14 h Salle Univers - Allée Geoffroy Saint Hilaire (Pessac)

Vers un modèle générique 3D de la photochimie des atmosphères : de la Terre primitive aux exoplanètes.

L'étude des atmosphères planétaires a fait d'immenses progrès grâce à la généralisation des modèles hydrodynamiques 3D appelés GCM (Global Climate Models). La multiplication de ces modèles spécifiques à chaque planète du système solaire est un procédé d'étude qui atteint ses limites face à la grande diversité des exoplanètes. Il est nécessaire de développer des modèles génériques dans lesquels les différents paramètres associés à la planète, tels que son atmosphère, sa rotation, son orbite et son étoile, puissent être flexibles. D'autant plus que la synergie entre ces modèles et les observations est grandissante de par l'entrée dans une nouvelle phase pour les observations d'atmosphères exoplanétaires grâce au prochain lancement du JWST suivi du lancement d'ARIEL ainsi que de la construction de l'ELT. Le LMDZ générique est un GCM développé avec cet objectif.

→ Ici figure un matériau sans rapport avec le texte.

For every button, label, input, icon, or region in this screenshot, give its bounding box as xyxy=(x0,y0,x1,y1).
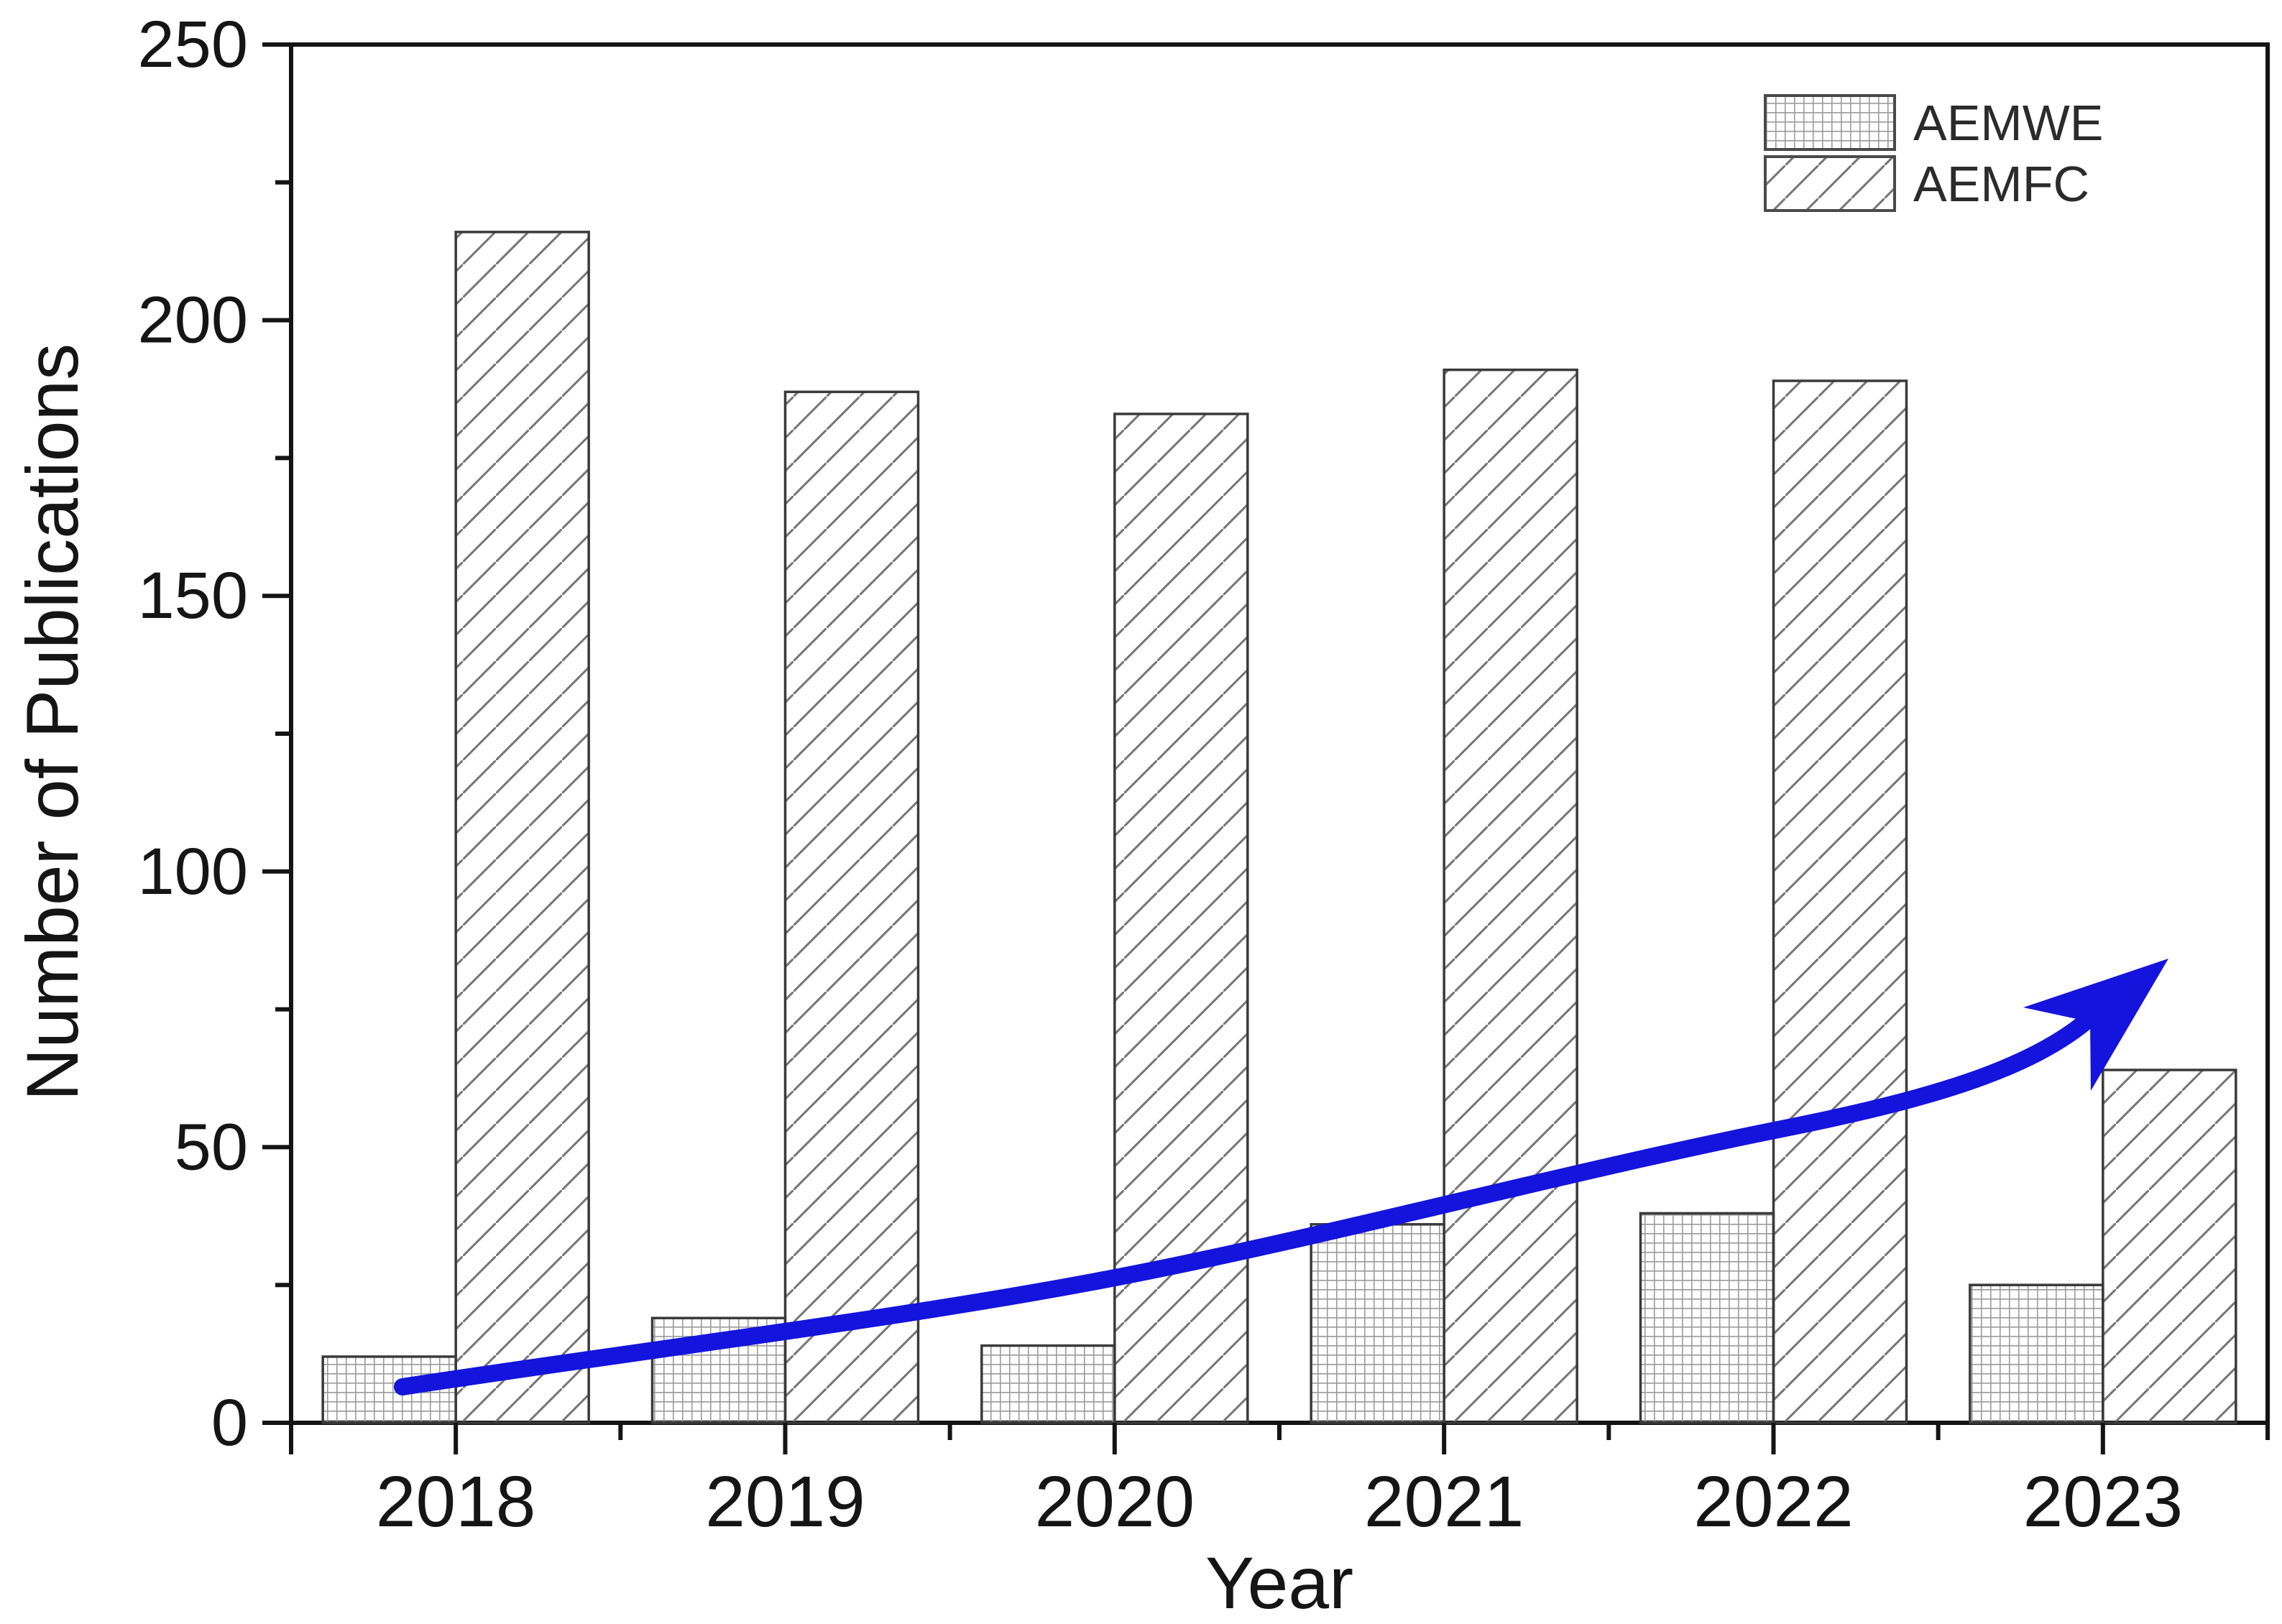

L'objectif de cette thèse a été de contribuer à l'amélioration de ce GCM par la mise en place d'un module flexible et générique de (photo)chimie qui lui faisait jusqu'alors défaut. Celui-ci permet de suivre l'évolution d'espèces chimiques connectées par un réseau de réactions et de photodissociations. Le couplage entre la chimie, la dynamique et le transfert de rayonnement est essentiel. Par exemple, il donne lieu sur Terre à la formation d'une couche d'ozone responsable de l'inversion de température stratosphérique, ce que le LMDZ générique peut reproduire grâce aux développements apportés.

Cette nouvelle fonctionnalité du code a permis deux nouvelles études réalisées dans le cadre de cette thèse. Une première étude a été de tester la stabilité de l'atmosphère terrestre dans un contexte différent, sur une planète en rotation synchrone autour d'une étoile naine rouge. En nous plaçant dans le cas spécifique de l'exoplanète tellurique tempéré Trappist-1e qui fait partie des prochaines cibles du JWST, nous avons discuté quantitativement de l'observabilité d'une telle atmosphère. Puis nous avons étudié pour la première fois en 3D le rôle de la photochimie dans l'enrichissement de l'atmosphère terrestre en oxygène, qui date d'environ 2,5 milliards d'années. La photochimie résulte en une bistabilité de la composition atmosphérique pouvant expliquer un emballement rapide de la teneur en oxygène. Le lien étroit entre la photochimie et la température de surface au cours de cet emballement est discuté permettant ainsi d'affiner la compréhension globale du phénomène.